CONTO DE NATAL
Nesse ano, o padre da paróquia de São Geraldo Magela na Vila Guaraciaba, cancelou a missa do galo por causa dos insistentes avisos das autoridades sobre a possibilidade de grande tempestade, com ventos fortes e queda acentuada na temperatura.
Logo cedo as pessoas se recolheram nas suas casas.
De repente o céu escureceu e a lua se escondeu por trás das grossas nuvens de chuva.
O vento forte arrancou muitas folhas das árvores da rua, derrubou postes de iluminação e a eletricidade foi cortada. A ceia de natal teve que ser feita à luz de velas.
A tempestade com muitos raios durou pouco tempo e levou consigo o vento forte, mas deixou em seu lugar a névoa fria e tão densa que nem dava para se ver as casas do outro lado da rua, como há muito tempo não se via em Santo André.
Depois, uma brisa tímida dispersou a névoa e fez a temperatura cair a índices nunca vistos em todo Estado de São Paulo, nem mesmo em Campos do Jordão, famoso por suas baixas temperaturas na época do inverno.
Antes de dormir, Juninho aproveitou o momento da reza para lembrar ao papai Noel que a sua carta estava presa no galho da árvore de natal e que ele não se esquecesse de nenhum dos seus pedidos, principalmente da neve.
Perto das dez da noite, o termômetro já marcava dois graus negativos. O frio estava tão intenso que até as labaredas do fogo estavam encolhidas e tremendo de frio, dentro do velho fogão de ferro esmaltado no meio da cozinha.
Perto da meia noite os flocos de neve começaram a cair e alguém gritou lá fora – neve!
Apesar do sono de pedra, característico das crianças de quatro anos, Juninho acordou, levantou-se e olhou pela janela.

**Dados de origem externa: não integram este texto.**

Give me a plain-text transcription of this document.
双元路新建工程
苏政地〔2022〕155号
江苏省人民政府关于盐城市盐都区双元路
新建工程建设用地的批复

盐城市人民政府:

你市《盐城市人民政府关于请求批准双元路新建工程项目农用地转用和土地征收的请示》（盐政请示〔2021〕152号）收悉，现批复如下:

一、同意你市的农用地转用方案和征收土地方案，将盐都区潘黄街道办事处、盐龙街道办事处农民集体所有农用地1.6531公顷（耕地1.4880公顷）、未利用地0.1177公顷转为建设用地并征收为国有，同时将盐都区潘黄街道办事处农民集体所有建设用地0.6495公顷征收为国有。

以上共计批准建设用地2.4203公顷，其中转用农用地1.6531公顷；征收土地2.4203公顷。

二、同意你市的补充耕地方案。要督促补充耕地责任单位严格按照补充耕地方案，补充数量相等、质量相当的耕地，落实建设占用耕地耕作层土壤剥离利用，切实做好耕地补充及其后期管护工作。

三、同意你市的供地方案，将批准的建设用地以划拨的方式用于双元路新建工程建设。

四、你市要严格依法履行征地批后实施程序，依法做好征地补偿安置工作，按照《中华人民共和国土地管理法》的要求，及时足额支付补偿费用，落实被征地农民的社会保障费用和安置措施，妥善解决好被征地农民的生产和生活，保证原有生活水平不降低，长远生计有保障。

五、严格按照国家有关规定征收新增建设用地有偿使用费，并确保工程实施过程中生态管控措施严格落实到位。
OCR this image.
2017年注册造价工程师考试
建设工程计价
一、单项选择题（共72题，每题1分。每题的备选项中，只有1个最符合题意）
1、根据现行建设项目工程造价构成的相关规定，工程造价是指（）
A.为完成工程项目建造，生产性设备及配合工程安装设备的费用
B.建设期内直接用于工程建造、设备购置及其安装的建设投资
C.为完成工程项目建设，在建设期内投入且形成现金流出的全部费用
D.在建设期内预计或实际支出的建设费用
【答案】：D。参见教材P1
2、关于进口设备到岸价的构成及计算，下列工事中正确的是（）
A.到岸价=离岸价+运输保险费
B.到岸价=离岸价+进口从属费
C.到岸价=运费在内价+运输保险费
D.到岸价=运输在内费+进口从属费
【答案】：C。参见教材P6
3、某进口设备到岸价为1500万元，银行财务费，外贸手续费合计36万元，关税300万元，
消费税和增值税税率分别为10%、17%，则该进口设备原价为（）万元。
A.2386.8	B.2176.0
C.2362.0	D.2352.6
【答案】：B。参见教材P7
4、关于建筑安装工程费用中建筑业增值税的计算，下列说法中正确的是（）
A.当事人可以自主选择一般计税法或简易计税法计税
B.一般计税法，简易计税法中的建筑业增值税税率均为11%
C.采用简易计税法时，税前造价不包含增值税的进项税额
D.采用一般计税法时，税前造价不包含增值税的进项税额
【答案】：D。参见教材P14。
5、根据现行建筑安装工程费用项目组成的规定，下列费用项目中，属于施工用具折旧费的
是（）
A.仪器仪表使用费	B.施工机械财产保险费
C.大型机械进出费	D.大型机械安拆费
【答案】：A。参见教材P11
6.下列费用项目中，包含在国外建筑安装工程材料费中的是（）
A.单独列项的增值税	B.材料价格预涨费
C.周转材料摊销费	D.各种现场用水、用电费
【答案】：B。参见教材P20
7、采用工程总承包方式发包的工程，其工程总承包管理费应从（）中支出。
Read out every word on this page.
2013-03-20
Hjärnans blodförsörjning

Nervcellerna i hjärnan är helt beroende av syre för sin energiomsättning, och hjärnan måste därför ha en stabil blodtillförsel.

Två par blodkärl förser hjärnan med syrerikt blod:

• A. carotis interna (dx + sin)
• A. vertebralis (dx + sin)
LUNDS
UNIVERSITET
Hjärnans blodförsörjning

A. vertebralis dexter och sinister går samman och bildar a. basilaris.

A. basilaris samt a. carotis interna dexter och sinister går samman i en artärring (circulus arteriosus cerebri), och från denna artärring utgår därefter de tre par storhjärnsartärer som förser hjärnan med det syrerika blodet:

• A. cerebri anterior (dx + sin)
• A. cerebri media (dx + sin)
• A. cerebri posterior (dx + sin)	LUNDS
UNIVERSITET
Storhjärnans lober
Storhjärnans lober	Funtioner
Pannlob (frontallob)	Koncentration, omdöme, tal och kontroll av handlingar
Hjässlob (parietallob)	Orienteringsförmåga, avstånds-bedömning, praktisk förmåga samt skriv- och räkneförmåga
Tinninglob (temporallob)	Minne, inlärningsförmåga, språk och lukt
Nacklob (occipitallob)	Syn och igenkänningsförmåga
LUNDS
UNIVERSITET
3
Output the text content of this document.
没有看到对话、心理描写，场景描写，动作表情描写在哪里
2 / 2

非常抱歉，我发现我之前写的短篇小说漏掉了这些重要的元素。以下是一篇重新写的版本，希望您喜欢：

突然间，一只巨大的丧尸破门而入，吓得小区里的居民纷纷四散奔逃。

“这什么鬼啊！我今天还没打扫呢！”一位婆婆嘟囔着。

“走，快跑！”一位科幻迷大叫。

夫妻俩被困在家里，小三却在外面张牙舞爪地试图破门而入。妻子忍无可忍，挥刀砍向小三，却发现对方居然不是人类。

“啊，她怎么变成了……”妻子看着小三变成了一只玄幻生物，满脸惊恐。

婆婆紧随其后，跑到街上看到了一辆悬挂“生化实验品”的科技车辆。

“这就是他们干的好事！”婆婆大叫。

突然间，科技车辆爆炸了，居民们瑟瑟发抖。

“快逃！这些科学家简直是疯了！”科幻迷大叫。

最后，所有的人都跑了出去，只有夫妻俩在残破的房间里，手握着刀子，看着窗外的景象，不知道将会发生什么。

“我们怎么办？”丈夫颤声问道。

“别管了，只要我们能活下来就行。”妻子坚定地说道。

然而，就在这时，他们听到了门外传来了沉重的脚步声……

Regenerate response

O mundo estava todo branco, a luz da lua cheia cintilava em cada floco da neve que caía como se fosse uma chuva de estrelas.
Enrolado no cobertor, Juninho desceu correndo a escada e encontrou os adultos ainda sentados em torno do fogão, em animada conversa sobre os acontecimentos dos antigos natais passados com toda a família reunida.
Quando constataram que a neve não fora sonho da criança, seguiram todos lá para fora para assistir a confecção do boneco de neve, onde foram colocados o nariz de cenoura, o chapéu e o cachecol do vovô Toninho.
Finda a tarefa, reunidos na sala onde estava armada a árvore de natal, os parentes assistiram os dois, pai e filho, abrirem os presentes.
Juninho estava eufórico e falava pelos cotovelos. Papai Noel veio naquela noite e realizou todos os seus desejos.
O envelope rasgado e a carta desdobrada estavam sobre a mesa junto com o guardanapo amarrotado, o prato com as migalhas das rabanadas, o caneco de leite pela metade e no pé da árvore de natal, a bicicleta da roda grande.
Na semana anterior ao natal, Juninho ditara para a avó Maria, a carta que ele ainda não sabia escrever.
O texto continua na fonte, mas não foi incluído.